Tags : drones, militaire, intelligence artificielle

L’intelligence artificielle appliquée à l’armement : Noam Chomski, Stephen Hawking, et un millier d'autres chercheurs ont lancé un appel pour mettre en exergue les dangers d’une nouvelle génération d’armes. A l’image des drones (ces avions sans pilote), plusieurs projets d’armes létales, capables d’agir de manière quasi autonome, sont actuellement développés par de nombreux Etats. Face à l’avancée de ces technologies, le vide juridique est total.
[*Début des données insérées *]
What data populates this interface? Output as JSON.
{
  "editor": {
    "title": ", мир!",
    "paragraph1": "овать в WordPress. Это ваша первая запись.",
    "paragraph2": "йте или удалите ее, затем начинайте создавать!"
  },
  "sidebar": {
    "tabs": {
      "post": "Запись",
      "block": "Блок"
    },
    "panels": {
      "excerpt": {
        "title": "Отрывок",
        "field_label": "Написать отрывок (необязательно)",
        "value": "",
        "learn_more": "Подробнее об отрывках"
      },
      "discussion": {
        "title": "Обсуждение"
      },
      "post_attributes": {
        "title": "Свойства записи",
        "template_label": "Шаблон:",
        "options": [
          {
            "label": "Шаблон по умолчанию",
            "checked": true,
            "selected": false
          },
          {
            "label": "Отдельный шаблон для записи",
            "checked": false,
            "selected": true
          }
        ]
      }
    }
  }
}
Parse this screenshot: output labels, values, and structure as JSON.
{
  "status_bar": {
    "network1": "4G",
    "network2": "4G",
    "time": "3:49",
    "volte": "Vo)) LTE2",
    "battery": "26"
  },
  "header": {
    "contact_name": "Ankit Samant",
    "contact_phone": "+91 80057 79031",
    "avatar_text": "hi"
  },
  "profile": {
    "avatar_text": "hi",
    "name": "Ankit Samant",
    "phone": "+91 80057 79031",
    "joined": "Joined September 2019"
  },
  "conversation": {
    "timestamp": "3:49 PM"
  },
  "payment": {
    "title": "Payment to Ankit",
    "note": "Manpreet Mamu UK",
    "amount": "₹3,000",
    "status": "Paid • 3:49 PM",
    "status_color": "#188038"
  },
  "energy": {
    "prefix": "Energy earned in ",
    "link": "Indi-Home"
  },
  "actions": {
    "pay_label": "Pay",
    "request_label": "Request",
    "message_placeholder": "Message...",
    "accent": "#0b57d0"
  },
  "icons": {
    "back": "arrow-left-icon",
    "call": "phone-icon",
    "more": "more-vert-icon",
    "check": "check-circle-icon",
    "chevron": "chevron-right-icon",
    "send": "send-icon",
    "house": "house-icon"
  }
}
Un robot tueur, capable de décider seul de l'élimination d'une cible. Un scénario de science-fiction qui ne semble plus si lointain. A l’occasion d’une conférence internationale sur l’intelligence artificielle (ICJAI), qui se tient cette semaine à Buenos Aires, près d’un millier de personnalités issues du domaine universitaire ont lancé un appel, ce lundi 27 juillet, pour interdire les armes autonomes "capables de sélectionner et de combattre des cibles sans intervention humaine." On est encore loin d’une armée de Terminators déployés sur les lignes de front, et pourtant, le sujet semble préoccuper les instances internationales. Un rapporteur spécial de l’ONU, Christof Heyns, a même été choisi, il y a deux ans, pour s'interroger sur les implications juridiques de ces nouvelles avancées militaires. Peu entendu, il est pourtant soutenu dans son combat par l'ONG Human Rights Watch, qui s’est fendue d’un rapport en avril dernier : une lacune cruciale, "le manque de responsabilité juridique des robots tueurs", pointe la dangerosité de ces armes dont l’automatisation est poussée à l’extrême.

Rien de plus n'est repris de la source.